Não sei como é que o Brasil vai sair disso enquanto o tom da conversa for o mesmo dentro das celas da Papuda e das salas de aulas e redações do país. Só sei que nada vai acontecer antes que a imprensa, pelo menos – o único poder constituído da Republica dentro do qual gente de bem ainda pode se estabelecer sem ser retida na malha fina pela falta do atestado de criminoso que o nosso sistema de seleção negativa exige de quem quer fazer parte dos outros três – recupere o seu senso crítico e a sua capacidade de indignação.

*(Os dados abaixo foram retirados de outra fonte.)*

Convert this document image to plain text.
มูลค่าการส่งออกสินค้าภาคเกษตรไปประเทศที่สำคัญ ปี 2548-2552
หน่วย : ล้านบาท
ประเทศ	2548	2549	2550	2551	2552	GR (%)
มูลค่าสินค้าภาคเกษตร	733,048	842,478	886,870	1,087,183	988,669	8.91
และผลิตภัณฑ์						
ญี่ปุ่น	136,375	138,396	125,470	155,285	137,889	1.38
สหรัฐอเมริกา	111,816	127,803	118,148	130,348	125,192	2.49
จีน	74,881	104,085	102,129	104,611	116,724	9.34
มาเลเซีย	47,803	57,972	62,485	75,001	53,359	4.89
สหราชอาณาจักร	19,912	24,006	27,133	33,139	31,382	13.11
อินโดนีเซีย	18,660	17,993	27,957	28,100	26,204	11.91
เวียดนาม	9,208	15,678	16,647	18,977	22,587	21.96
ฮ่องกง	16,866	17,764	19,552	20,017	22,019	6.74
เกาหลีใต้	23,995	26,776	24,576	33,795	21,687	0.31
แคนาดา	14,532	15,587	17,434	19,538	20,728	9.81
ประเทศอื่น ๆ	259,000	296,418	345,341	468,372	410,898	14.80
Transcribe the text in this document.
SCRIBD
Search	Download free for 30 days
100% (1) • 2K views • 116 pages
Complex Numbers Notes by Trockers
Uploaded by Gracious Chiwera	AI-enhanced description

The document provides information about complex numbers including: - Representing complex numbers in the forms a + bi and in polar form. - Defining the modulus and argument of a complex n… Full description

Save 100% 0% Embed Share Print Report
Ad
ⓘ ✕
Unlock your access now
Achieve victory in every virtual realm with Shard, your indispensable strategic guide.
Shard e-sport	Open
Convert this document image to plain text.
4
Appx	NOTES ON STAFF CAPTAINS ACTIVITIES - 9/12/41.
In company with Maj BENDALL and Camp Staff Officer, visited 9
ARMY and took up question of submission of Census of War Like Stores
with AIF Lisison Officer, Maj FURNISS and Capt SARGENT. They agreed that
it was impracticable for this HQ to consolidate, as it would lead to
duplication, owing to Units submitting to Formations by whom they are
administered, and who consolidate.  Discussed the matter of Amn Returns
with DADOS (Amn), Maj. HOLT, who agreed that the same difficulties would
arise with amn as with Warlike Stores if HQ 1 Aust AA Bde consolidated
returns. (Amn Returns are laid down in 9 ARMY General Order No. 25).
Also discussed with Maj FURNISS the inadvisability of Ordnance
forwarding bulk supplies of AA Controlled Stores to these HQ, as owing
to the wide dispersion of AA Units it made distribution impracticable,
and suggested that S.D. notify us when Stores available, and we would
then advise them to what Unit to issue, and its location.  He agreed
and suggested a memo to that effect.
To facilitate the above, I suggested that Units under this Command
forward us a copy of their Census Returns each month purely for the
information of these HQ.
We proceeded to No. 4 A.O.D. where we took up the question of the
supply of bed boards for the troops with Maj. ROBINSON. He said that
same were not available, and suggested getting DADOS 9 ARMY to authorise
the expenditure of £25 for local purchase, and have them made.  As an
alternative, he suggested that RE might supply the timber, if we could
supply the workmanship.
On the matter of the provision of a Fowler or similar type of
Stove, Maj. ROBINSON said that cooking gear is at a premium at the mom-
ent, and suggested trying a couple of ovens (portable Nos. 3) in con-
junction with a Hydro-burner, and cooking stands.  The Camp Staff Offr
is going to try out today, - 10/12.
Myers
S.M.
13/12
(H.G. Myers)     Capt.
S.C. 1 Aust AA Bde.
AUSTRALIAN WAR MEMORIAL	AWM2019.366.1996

Vai ser um trabalho tão custoso e meticuloso quanto foi fazê-la perdê-los.

biz11

Eu me lembro bem de como foi isso. Devo ser dos últimos que se lembra. Começa por um esforço artificial para inverter os significados estabelecidos. Um esforço metódico de subversão da linguagem. O prezado jornalista acredita que tal distorção é “normal”? Não importa. Consulte-se o manual dos fundamentos da democracia (na época consultava-se os da anti-democracia) e, se não for, ele fica obrigado a indicar que não é e mostrar indignação ainda que não a sinta.

Ou seja, será preciso percorrer o caminho inverso da construção dessas mentiras que se estabeleceram quando jornalistas, professores e artistas da TV fingiam diante das câmeras ou do papel em branco que era digno de aplauso aquilo que seus pais lhes tinham ensinado a receber com indignação e escândalo; festejavam o errado de sempre como o novo certo; rebatizavam a covardia de heroísmo; chamavam nobre o execrável.

Só assim, ao fim de algum tempo, as coisas começarão a voltar ao seu devido lugar. Só assim o passado deixará de ser o futuro nas nossas futuras campanhas eleitorais, e o Brasil poderá, enfim, deixar de ser esse curupira de pés invertidos, voltar a integrar a ordem dos planetas esféricos e olhar novamente para a frente.